Pouco acima do lance de escadas do terceiro
andar, eu achei o Eduardo. Parado, respirando fundo, apoiado com as mãos nos
joelhos, tronco encurvado pra frente. Pensei instantânea e desmotivadamente que
ele parecia estar esperando uma enrabada... ou se recuperando de uma. Ri desse
pensamento. Ele me viu e achou que eu ria pra ele. Ele tinha a sina de achar o
que não era. Se ergueu da posição em que tinha parado pra descansar, me sorriu
de volta. A barba negra, crespa, sobre a pele morena, ah!, no meu pescoço de
novo eu a queria! Dava pra ver a pele escura do Eduardo sob a blusa branca,
como as costas muito brancas sob a blusa preta de quem? Um flash fosco, a voz
de Freddie Mercury, Richie Valens, uma cama, dedos de unhas roídas nos meus
cabelos, muito tempo atrás. Sacudi a cabeça pra afastar o dejá-vu e sorri,
dessa vez pro Eduardo mesmo. Corri pelas escadas como namorada adolescente
ainda querendo fazer da vida uma cena de novela (porque tem horas em que a vida
só vale se parecer ficção) e abri os braços pra pular no abraço do Eduardo.
Ele me levantou. Eu gostei. Do abraço
dele e de ele ter conseguido me erguer. Pensei adolescentemente, com orgulho e
desafio: quero ver levantar a Isabel! O Eduardo não me aguentou muito tempo,
anyway. Me pôs no chão e riu dizendo:
–É o fumo! – e arfava, arfava, arfava.
– Que bom que você desceu. No nono eu morria!
Depois me cravou um beijo longo na
boca, gosto de dente recentemente escovado com pasta de hortelã. Tão
previsível, livro fácil de ler, ele tinha se preparado pra ir ali me ver e premeditado
me cravar na boca aquele beijo longo.
–Me leva pra longe daqui? Foge comigo.
Falei, acreditando que ele não
entenderia. Eu queria ir embora, actually, mas eu sabia que ele não fugiria.

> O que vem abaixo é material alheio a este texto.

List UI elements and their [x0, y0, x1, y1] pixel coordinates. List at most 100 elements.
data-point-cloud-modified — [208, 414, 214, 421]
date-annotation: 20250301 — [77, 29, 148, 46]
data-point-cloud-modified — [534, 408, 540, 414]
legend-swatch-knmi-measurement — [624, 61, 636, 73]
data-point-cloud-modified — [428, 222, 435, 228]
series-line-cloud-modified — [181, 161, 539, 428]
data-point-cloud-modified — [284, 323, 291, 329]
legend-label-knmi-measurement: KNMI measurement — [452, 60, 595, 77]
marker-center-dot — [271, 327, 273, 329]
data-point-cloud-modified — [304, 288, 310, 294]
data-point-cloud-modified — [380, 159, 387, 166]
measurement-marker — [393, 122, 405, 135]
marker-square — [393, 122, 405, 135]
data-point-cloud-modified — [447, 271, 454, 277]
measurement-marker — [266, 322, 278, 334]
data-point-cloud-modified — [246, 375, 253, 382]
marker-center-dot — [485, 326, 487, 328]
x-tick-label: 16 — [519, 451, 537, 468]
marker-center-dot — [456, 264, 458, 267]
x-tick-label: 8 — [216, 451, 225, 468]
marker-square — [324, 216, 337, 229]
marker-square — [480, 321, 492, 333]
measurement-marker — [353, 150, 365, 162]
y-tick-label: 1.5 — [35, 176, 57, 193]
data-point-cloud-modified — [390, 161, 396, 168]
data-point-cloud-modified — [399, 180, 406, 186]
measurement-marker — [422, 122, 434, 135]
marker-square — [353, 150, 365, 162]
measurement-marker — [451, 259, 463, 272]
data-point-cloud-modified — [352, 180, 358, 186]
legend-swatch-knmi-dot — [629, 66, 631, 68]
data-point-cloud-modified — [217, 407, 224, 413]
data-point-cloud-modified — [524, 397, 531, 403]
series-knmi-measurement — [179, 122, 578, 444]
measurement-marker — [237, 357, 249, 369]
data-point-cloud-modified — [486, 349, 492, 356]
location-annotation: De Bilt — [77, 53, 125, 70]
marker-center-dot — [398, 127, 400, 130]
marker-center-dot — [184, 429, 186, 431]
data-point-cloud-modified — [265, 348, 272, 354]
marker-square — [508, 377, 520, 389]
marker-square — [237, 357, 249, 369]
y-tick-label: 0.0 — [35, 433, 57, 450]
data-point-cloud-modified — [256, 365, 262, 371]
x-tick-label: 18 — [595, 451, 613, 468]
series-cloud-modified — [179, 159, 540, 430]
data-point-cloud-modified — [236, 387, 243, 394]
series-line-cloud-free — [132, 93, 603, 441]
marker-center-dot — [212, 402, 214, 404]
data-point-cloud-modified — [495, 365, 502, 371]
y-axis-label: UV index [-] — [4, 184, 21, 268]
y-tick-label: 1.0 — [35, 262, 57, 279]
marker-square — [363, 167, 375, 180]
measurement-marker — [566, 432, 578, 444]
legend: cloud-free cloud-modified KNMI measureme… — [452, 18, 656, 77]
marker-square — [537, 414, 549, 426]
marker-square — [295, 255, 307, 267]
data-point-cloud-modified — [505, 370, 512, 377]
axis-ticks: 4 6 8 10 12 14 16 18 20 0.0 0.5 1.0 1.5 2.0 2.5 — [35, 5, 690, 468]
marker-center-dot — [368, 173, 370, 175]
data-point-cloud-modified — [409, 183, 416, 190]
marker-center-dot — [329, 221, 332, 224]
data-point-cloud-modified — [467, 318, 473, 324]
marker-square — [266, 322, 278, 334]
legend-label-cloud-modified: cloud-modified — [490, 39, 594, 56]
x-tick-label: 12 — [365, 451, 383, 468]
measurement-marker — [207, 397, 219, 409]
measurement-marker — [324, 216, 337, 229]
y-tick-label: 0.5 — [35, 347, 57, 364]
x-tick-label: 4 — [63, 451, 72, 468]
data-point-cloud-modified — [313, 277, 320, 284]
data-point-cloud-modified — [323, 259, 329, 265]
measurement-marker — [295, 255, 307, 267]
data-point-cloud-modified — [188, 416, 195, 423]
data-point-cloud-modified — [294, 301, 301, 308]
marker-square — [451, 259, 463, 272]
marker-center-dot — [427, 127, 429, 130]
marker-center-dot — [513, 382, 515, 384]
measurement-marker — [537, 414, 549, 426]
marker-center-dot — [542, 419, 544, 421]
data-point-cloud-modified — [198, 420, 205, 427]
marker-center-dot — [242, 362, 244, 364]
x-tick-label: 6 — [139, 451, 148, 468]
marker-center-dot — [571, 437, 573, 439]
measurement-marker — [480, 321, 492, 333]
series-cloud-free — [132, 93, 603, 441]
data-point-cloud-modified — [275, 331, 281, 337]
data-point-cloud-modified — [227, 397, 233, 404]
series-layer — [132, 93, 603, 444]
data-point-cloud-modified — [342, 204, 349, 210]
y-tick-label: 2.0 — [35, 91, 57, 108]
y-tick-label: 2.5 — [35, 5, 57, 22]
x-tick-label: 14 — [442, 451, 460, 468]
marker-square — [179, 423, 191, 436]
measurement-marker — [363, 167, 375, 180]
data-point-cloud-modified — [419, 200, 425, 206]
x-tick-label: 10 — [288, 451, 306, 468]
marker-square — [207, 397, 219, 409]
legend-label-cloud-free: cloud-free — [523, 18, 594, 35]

Talvez ele fizesse alguma expressão de estranhamento, de medo, who knows? E
nunca aceitaria o jogo.
Me surpreendi quando ele respondeu:
–Pra onde?
–Pro Canadá.
Ele riu.
–Agora só posso te levar pra um passeio.
Mas a banda vai sair em turnê mês que vem. Eu levo você.
E como se houvesse parênteses
circulando a palavra (esses que dão emoção ao que está dentro), concluiu:
–Sério.
Sorri feito uma idiota, mas só me
achei idiota depois que o sorriso murchou. E começamos a descer os três
andares.
Lá fora, a Riachuelo sufocava, seus
prédios altos, o trânsito, a fumaça. Ele me ofereceu um Carlton, agora era
Dunhill. Peguei na hora. Tinha uns três anos que eu só fumava cigarro barato
pendurado na minha conta na padaria da esquina.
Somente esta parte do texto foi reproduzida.